Le contenu d’un règlement communal d'urbanisme est fondé sur une étude urbanistique développée dans le cadre de l’établissement du schéma de structure communal ou indépendamment.

Les objectifs d’aménagement du territoire communal traduits sous la forme d’options sont à la base de l’élaboration du règlement communal d’urbanisme qui vise à orienter les aspects formels du développement de la Commune.

Le règlement communal d'urbanisme fixe les conditions d’interventions dans un contexte avec le souci de sauvegarde et de promotion des identités et des patrimoines.
Afin de lier au mieux le document aux réalités locales, le règlement communal d'urbanisme s’articule sur une différenciation du territoire communal en aires différenciées dont les caractéristiques typologiques et urbanistiques sont relativement homogènes.
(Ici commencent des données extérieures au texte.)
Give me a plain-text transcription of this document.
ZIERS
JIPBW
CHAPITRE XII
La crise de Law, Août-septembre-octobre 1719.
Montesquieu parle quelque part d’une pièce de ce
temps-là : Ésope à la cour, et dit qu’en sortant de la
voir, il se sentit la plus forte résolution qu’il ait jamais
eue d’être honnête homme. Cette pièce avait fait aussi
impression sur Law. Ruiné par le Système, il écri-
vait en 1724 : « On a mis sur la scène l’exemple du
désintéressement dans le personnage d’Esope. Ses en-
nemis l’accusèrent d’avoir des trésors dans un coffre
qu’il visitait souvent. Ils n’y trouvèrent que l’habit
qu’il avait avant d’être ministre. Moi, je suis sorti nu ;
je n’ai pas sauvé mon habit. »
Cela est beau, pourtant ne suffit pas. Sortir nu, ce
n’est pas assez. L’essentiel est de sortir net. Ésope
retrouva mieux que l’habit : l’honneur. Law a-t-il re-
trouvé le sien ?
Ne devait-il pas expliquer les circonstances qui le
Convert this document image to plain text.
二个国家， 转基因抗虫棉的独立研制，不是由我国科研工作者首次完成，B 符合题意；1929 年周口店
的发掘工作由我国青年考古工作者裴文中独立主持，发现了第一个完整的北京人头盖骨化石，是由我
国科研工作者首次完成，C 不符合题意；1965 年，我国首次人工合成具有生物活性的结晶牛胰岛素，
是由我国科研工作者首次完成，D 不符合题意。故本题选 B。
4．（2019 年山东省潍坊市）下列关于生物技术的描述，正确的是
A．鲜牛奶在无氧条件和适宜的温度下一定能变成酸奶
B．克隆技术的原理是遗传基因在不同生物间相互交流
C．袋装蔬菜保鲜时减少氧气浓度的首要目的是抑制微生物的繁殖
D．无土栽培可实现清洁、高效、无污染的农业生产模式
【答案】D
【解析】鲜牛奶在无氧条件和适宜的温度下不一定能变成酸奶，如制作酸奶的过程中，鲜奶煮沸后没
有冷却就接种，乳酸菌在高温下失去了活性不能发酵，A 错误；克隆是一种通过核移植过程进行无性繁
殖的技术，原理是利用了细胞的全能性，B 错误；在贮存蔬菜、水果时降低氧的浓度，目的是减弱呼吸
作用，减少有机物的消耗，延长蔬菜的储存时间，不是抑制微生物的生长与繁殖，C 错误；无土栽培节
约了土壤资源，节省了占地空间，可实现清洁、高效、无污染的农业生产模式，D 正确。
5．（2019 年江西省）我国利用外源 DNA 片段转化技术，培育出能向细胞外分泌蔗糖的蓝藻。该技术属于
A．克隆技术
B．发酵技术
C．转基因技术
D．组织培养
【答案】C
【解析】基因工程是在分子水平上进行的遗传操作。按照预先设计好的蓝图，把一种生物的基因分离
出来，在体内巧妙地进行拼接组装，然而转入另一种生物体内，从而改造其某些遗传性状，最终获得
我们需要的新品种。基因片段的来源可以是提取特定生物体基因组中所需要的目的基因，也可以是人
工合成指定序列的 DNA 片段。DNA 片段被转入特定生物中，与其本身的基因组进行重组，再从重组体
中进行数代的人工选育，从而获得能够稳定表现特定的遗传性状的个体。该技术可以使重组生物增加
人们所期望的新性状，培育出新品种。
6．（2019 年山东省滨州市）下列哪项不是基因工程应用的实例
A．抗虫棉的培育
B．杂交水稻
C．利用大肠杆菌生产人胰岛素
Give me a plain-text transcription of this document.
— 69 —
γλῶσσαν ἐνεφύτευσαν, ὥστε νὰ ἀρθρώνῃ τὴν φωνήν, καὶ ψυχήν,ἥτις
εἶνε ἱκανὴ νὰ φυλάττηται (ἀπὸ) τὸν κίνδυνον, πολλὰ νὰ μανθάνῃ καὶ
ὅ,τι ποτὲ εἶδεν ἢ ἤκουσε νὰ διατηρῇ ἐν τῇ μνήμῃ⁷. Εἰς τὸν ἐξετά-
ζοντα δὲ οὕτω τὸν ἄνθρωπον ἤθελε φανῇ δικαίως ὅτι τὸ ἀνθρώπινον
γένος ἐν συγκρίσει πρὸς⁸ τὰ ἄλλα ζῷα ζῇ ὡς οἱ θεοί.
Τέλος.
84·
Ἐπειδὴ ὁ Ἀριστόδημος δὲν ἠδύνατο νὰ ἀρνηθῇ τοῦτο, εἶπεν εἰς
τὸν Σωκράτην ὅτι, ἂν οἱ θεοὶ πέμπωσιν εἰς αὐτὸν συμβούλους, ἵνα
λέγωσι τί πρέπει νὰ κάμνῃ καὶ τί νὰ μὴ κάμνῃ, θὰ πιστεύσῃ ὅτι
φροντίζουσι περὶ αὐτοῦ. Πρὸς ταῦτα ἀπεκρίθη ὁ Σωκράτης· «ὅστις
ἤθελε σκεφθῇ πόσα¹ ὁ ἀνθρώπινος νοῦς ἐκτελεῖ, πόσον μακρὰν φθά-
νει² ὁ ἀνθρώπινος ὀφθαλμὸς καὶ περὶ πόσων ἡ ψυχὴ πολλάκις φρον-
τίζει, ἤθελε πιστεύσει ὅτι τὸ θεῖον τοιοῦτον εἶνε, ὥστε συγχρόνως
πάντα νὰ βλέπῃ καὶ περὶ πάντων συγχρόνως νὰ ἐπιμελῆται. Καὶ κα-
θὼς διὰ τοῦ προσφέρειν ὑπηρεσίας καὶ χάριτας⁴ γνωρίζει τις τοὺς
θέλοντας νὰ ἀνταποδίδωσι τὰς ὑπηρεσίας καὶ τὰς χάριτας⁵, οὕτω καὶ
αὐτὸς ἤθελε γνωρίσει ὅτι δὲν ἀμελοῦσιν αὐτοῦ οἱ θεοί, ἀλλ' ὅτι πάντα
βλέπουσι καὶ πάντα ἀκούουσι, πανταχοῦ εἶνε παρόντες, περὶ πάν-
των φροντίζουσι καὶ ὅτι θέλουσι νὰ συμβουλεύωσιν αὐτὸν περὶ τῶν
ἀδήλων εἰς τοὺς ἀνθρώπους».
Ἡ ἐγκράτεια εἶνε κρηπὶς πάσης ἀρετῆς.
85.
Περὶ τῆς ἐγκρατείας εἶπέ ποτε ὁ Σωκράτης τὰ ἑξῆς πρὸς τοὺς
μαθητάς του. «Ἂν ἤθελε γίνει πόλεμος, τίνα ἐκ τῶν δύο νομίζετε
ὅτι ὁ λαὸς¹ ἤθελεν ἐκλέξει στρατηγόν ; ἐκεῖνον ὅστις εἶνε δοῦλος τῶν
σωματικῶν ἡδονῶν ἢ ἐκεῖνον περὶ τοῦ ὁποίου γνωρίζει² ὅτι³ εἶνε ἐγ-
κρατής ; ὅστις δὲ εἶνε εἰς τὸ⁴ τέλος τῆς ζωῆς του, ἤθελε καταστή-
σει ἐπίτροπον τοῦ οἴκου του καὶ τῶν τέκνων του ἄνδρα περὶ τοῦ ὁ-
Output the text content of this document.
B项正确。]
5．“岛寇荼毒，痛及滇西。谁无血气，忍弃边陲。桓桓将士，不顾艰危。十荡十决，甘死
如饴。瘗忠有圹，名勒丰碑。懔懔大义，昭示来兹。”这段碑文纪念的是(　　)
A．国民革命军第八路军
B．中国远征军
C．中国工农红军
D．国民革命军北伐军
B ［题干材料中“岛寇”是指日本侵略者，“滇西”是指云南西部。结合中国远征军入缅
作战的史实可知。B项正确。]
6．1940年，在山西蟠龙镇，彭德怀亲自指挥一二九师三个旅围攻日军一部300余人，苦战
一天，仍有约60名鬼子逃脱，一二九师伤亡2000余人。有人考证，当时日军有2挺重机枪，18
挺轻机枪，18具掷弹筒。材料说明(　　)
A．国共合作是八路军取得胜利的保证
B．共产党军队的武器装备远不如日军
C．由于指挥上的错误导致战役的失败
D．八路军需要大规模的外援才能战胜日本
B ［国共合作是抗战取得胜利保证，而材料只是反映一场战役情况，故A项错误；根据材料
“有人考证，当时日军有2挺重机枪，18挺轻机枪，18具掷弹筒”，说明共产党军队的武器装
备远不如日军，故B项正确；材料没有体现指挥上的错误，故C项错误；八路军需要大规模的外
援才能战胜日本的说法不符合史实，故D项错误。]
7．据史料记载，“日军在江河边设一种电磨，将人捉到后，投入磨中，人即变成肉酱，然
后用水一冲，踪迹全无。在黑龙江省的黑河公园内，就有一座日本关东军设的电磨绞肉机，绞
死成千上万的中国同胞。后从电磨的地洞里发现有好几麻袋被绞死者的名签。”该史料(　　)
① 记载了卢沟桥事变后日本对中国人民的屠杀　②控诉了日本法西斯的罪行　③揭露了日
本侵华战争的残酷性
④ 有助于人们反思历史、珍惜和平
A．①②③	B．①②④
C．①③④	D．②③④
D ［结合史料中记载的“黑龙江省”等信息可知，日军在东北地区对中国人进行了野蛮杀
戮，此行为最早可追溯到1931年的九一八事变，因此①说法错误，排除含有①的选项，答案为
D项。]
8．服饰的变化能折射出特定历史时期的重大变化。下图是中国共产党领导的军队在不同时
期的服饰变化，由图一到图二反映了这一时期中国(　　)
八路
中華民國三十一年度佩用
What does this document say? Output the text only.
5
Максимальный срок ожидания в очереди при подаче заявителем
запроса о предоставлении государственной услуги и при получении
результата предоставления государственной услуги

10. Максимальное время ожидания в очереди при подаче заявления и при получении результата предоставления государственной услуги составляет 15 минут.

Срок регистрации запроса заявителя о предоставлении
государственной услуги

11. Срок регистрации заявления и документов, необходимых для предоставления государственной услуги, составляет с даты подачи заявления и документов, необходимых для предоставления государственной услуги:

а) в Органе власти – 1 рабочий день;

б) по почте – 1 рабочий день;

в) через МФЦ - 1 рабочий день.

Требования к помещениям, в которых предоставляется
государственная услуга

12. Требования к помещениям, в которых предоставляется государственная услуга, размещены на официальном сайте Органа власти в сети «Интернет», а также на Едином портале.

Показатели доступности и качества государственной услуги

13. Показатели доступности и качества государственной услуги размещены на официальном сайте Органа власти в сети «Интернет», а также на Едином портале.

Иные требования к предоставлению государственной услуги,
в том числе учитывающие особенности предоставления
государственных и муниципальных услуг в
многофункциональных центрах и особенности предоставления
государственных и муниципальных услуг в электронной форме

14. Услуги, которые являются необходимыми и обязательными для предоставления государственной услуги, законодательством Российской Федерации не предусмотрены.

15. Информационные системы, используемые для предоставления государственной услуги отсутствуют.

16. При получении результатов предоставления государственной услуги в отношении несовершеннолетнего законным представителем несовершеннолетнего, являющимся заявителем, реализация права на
La grande ville entend conserver ses caractéristiques urbaines essentielles :
- Un centre ville attractif qui se prête aux échanges :
- Une métropole vivante animée par ses habitants et ses visiteurs ;
- Une cité accueillante pour tous les types de population, sans discrimination sociale ou politique ;
- Un milieu de vie combinant à la fois la densité urbaine et l’habitabilité
- Une cité active : commerces, services, entreprises et administration.

Les centres des villages traditionnels possèdent des qualités architecturales et urbanistiques spécifiques qui méritent une attention particulière.

Les extensions plus récentes des villages présentent une plus grande diversité d’expressions architecturales et urbanistiques. Ceci engendre le plus souvent une hybridation nuisible à l’homogénéité locale.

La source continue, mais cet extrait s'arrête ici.